そして、日本でも「iPhone 5s」「iPhone 5c」の人気は過熱しており、発売日の9月20日には各地のApple Storeや販売する通信キャリア各社のショップに長蛇の列ができたほか、人気モデルは瞬く間に売り切れ、予約販売となっている状態だ。家電製品の売上ランキングを発表している「BCN ランキング」が公表したデータによると、「iPhone 5s」「iPhone 5c」の発売後3日間の販売数は前モデル「iPhone5」のおよそ1.5倍を記録し、そのうち83.2%を「iPhone 5s」が占めているとのこと。キャリア別の販売数では、ソフトバンクが好調だという。

ところで、多くの購入検討者にとって「どのキャリアに人気が集まっているか」というデータは、キャリア選択の参考にしたい指標のひとつなのには疑いの余地がないが、この「BCN ランキング」が公表するデータを参考材料にしようとする場合には、慎重に考える必要があると言える。

「BCN ランキング」は家電量販店の実売データに基づいてランキングを作成しており、生活家電やデジタル家電などの人気やトレンドを把握する上で欠かせないデータであるが、スマートフォンの人気を測るのには最適な指標だとは言えない部分がある。なぜなら、「BCN ランキング」のデータには、いわゆる"オフィシャルショップ"のデータが含まれていないのだ。

つまり、今回公表された「iPhone 5s」「iPhone 5c」のランキングに関して言えば、販売する3キャリアのオフィシャルショップ(ドコモショップ、auショップ、ソフトバンクショップ)とメーカーのオフィシャルショップであるApple Storeでの販売数は、ランキングのデータに含まれていない。また、大手家電量販店は大都市、主要都市に店舗を構えていることから、購入者の地域属性も都市圏居住者に集中することが考えられ、地方都市の販売実態などが十分反映されていない可能性も高い。

「iPhone 5s」「iPhone 5c」の販売直後は、多くの購入希望者がApple Storeや全国各地のキャリアオフィシャルショップで購入しているとみられ、量販店のみの販売データに基づいたランキングは、販売実態を忠実に反映させたものとは言い切れないのだ。

Appleや通信各社は端末の販売台数に関する詳細を随時公表することはないため、各キャリアの販売動向などについては今後各社の決算発表などの際に語られると見られるが、現時点において、「BCN ランキング」のデータだけを頼りに販売する各キャリアの勝敗を決してしまうのは時期尚早と言えるのではないだろうか。

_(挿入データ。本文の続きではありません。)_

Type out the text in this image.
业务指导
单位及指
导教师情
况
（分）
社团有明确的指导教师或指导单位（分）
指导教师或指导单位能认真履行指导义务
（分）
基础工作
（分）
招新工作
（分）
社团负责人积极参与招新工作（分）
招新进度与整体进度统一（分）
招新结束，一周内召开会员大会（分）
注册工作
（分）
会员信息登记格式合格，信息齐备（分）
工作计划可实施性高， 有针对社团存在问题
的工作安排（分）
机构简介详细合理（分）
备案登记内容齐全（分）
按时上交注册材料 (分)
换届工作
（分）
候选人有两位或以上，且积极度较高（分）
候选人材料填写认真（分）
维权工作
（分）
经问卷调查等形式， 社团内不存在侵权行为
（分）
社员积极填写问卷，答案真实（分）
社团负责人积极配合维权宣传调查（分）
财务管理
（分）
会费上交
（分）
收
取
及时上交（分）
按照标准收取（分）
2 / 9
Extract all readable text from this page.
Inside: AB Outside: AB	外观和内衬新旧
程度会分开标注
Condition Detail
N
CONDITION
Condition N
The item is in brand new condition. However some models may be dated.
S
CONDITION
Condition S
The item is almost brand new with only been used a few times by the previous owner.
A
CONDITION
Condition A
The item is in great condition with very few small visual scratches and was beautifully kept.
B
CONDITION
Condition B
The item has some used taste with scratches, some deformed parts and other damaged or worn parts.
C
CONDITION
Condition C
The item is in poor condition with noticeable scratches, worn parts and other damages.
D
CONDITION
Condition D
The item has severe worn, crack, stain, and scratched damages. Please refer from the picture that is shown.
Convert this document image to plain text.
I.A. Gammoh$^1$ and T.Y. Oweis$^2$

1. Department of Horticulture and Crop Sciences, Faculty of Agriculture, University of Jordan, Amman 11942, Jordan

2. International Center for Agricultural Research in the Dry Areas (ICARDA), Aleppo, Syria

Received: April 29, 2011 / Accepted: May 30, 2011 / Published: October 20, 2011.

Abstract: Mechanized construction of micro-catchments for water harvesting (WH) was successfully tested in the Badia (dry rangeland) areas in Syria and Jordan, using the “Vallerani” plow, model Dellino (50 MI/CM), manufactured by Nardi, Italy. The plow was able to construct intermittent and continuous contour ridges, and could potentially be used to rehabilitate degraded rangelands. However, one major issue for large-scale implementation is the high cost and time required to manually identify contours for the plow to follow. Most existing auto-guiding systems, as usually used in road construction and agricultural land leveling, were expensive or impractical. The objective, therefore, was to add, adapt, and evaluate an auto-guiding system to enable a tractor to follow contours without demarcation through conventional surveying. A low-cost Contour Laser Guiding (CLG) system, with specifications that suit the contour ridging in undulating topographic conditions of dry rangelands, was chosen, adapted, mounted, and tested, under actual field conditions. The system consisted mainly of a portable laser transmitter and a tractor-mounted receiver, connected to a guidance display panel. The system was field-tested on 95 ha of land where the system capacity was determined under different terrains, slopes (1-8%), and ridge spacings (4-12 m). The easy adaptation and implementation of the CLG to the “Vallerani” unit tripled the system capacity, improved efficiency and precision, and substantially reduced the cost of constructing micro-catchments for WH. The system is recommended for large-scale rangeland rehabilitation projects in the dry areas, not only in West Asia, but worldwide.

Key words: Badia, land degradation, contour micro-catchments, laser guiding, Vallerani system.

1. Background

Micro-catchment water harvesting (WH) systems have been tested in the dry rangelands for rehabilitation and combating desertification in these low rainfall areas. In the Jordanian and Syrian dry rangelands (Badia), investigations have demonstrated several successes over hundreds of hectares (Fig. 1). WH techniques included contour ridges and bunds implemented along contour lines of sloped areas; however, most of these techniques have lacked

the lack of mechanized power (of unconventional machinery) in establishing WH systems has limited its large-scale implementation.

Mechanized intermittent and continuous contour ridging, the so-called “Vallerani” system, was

今後は各社がネットワーク整備をさらに進め、ドコモはspモードメールの対応を10月1日から開始、ソフトバンクはプラチナバンドのLTE化を2014年に開始するなど、現時点で各社の"弱点"と言われる部分にも対応が進み、各社のサービスは今後さらに拡充する。各社の販売シェア争い、ネットワーク・サービスの品質競争は今後本格化するものとみられ、購入検討者は切磋琢磨する各社の戦略を十分に見極めたうえでキャリア選定をすべきだと言えるだろう。